Elizabeth Taylor is known for many things: her successful acting career, recognition as perhaps the ultimate icon of Hollywood glitz and glamour, standing up as a champion for AIDS research, her popular perfume, and, of course, her string of failed marriages.
Failed nuptials aside, almost everything Liz Taylor touched turned to gold. But what about her estate? Did she prepare her estate with the same high standards as the rest of her life?
Despite early reports that Taylor’s family may fight over her estate, her estate has been just the opposite: peaceful. No probate filing, no copies of her will or trust published on the web, and no court battles.
In fact, almost four years after her death at the age of 79, very little is publicly known about Elizabeth Taylor’s estate. We do know that she created the Elizabeth Taylor Trust and funded it with her assets (including her publicity rights, including the power to manage her name, likeness and image).
We also know that her last ex-husband, number eight Larry Fortensky, inherited about $800,000, but that is only because he told the Daily Mail that in an interview. There are also unverified reports that Taylor’s Trust left most of her assets to her children, grandchildren, and charities (including AIDS research foundations), but the document itself has never been made public.
Why so much secrecy? Wills are public record, and have to be filed with the probate court, which means that everyone can read them. Properly-funded revocable living trusts, however, operate outside the probate system and remain private. Even better, well-drafted trusts are much less costly to administer, usually without the need for court oversight.
We do know that Elizabeth Taylor’s estate included a great deal of wealth — estimated to be about one billion dollars! This number can’t be fully verified, but it is in line with prior estimates. In 1996, for example, when Taylor divorced Fortensky, her wealth was pegged at more than $600 million. The New York Post reported that, during the 90’s, Taylor earned about two dollars every second … adding up to a tidy $63 million per year.

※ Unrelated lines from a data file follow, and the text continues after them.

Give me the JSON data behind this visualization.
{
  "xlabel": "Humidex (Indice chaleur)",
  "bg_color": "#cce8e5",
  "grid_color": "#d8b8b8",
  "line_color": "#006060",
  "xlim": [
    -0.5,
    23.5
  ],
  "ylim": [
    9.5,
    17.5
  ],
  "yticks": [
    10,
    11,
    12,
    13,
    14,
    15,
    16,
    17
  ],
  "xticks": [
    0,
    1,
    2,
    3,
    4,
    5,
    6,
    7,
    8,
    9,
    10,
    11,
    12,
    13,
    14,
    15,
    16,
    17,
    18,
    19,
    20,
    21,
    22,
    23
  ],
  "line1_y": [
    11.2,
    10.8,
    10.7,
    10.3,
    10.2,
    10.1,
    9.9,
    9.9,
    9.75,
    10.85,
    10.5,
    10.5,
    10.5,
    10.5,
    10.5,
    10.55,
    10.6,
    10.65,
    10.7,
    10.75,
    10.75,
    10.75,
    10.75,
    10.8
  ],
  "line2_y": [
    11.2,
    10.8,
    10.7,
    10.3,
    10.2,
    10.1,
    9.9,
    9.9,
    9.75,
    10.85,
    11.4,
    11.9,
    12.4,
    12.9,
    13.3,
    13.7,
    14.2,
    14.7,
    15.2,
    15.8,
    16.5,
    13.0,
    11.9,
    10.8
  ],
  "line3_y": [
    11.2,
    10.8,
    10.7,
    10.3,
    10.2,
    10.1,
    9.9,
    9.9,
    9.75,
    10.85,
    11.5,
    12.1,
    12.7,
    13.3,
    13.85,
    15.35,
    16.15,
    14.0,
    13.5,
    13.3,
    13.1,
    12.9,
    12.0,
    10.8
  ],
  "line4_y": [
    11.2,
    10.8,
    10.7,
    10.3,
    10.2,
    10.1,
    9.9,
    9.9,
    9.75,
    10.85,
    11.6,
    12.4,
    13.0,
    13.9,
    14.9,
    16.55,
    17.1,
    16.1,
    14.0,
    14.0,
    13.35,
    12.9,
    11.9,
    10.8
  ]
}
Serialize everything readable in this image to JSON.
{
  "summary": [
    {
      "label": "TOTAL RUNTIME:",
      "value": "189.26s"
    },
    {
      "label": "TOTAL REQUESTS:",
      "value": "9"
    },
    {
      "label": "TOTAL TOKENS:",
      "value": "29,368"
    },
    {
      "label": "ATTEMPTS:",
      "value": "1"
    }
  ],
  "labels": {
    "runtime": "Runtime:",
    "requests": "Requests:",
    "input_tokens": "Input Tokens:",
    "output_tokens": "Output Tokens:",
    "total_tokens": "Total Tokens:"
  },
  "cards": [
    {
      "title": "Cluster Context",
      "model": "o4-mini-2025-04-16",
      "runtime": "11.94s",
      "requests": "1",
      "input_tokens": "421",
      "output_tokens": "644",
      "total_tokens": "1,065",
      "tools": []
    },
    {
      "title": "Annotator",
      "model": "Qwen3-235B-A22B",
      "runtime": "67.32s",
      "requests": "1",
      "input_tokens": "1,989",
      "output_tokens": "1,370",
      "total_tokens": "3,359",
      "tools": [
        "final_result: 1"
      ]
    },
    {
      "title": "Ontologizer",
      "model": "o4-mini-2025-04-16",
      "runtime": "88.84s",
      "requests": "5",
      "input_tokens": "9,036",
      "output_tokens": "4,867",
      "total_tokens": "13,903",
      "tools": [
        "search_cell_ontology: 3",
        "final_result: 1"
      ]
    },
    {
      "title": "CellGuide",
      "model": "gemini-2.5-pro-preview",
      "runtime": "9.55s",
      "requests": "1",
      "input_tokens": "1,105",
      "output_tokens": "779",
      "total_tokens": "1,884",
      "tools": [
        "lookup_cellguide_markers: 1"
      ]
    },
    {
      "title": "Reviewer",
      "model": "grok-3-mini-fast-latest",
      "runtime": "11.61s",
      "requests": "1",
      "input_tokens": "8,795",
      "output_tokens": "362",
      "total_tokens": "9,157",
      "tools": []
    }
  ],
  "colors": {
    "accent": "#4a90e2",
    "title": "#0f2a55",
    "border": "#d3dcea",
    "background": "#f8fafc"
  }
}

The biggest reason for this financial success? Not her acting royalties and image rights, but her perfume. As the first celebrity to launch her own fragrance, in 1987, Taylor had a huge head start on the field, raking in a reported $100 million by 1991. Since then, the Liz Taylor collection of fragrances sold more than one billion dollars, worldwide.
And of course, who can forget about her jewelry? Most of her jewelry was auctioned by Christie’s in New York in December of 2011, bringing in more than $137 million.
What a great lesson in good estate planning! Liz lived through eight marriages, which produced four children, ten grandchildren, and four great-grandchildren. Despite assets in the billion-dollar range — a substantial portion of which earmarked for AIDS and other charities — no one has gone to court to fight over Elizabeth Taylor’s estate.
Compare that to the list of contentious celebrity estates that topped the news headlines in 2014 alone. Taylor obviously had better luck in choosing estate planning attorneys than she did husbands!
Revocable living trusts are not just for the wealthy. They are for anyone who wants his or her heirs to avoid probate court — which is both expensive and stressful — and to decrease the chances of a family inheritance fight. Quality estate planning attorneys can usually prepare trusts for a modest amount, costing much less than the amount of legal fees and court costs an estate incurs when it passes through probate court.
Why not treat your heirs with the same gold standard as Elizabeth Taylor?